Many Africans, like Harriet Jacobs, author of Incidents in the life of a slave, having escaped slavery in North America, they published their stories, often as a way to support themselves financially. Some, like Frederick Douglass and Sojourner Truth, also offered speaking tours to relate their experience of oppression to a wider audience. These speakers were important participants and leaders in the abolitionist movement in the United States. Many of his speeches and narratives still exist, inspiring us on how our ancestors used their strength, ingenuity, and courage to survive.

Caribbean slave narratives are not that numerous, although it is highly likely that many more yet undiscovered narratives languish in people’s libraries, universities, and attics. In Britain, our stories often went unrecorded. Many British traders held onto the material to sell it to American collectors. The late Len Garrison, founder of the Black Cultural Archives in Brixton, showed a total commitment to building a monument in celebration of the presence of blacks in Britain. He told me:

In the late sixties and seventies, when I was talking about this collection, I went to some of the museums to ask them if they had any material related to black history, and they said, “Yes, people come to us with materials.” I remember the Museum of Labor History said, “But we didn’t collect it,” we just told them that we don’t know anyone who is collecting it, “so nothing is collected. One could imagine that labor history relates to blacks like he did whites, but they hadn’t picked it up.
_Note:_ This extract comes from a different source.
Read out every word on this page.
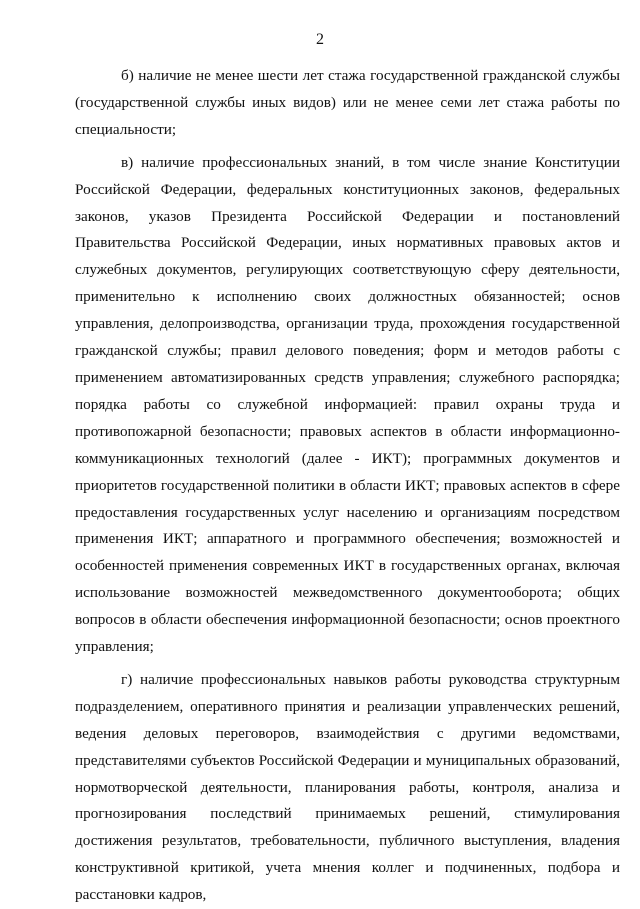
2

б) наличие не менее шести лет стажа государственной гражданской службы (государственной службы иных видов) или не менее семи лет стажа работы по специальности;

в) наличие профессиональных знаний, в том числе знание Конституции Российской Федерации, федеральных конституционных законов, федеральных законов, указов Президента Российской Федерации и постановлений Правительства Российской Федерации, иных нормативных правовых актов и служебных документов, регулирующих соответствующую сферу деятельности, применительно к исполнению своих должностных обязанностей; основ управления, делопроизводства, организации труда, прохождения государственной гражданской службы; правил делового поведения; форм и методов работы с применением автоматизированных средств управления; служебного распорядка; порядка работы со служебной информацией: правил охраны труда и противопожарной безопасности; правовых аспектов в области информационно-коммуникационных технологий (далее - ИКТ); программных документов и приоритетов государственной политики в области ИКТ; правовых аспектов в сфере предоставления государственных услуг населению и организациям посредством применения ИКТ; аппаратного и программного обеспечения; возможностей и особенностей применения современных ИКТ в государственных органах, включая использование возможностей межведомственного документооборота; общих вопросов в области обеспечения информационной безопасности; основ проектного управления;

г) наличие профессиональных навыков работы руководства структурным подразделением, оперативного принятия и реализации управленческих решений, ведения деловых переговоров, взаимодействия с другими ведомствами, представителями субъектов Российской Федерации и муниципальных образований, нормотворческой деятельности, планирования работы, контроля, анализа и прогнозирования последствий принимаемых решений, стимулирования достижения результатов, требовательности, публичного выступления, владения конструктивной критикой, учета мнения коллег и подчиненных, подбора и расстановки кадров,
He took the initiative to search for black memories when and where he could find them. He told me,

“I used to cut out newspaper items. I just collected them. But eventually, I started amassing the collection by going to antique stores, Portobello Road, and thrift stores.”

When the people of Afrikan celebrate our heroes and characters, we take control, we take charge of how we see ourselves and others. The more we know about our ancestry and our heritage, the more this knowledge empowers us. This changes our entire attitude and behavior. We are no longer at the mercy of the negativity that we are constantly bombarded with. And we have the opportunity to pass on our positive images and attitudes to our children. And when whites celebrate black heroes and sheroes, they reap the rewards of living in a multiracial society.

Africans are good at everything: architecture, astronomy, astrophysics, and those are just the ‘A’s. We are scientists, teachers, explorers, educators, philanthropists, healers.

Blacks are heroes and vagabonds. We are hits. Each of us has our own black success stories to tell. The more we share them, the more we create an energy of love and positivity that surrounds us and affects our lives. It helps us attract and connect with the abundance of the universe. It affects the types of opportunities we attract and helps determine how we respond to these opportunities.

We need to take responsibility for our lives and the lives of our children and others in our community. We need to take control of our negative thought processes and do whatever it takes to change them. Then we can experience the brilliant and glorious abundance of the universe to which we are entitled and which is our birthright. And all of British society will benefit from our continued success.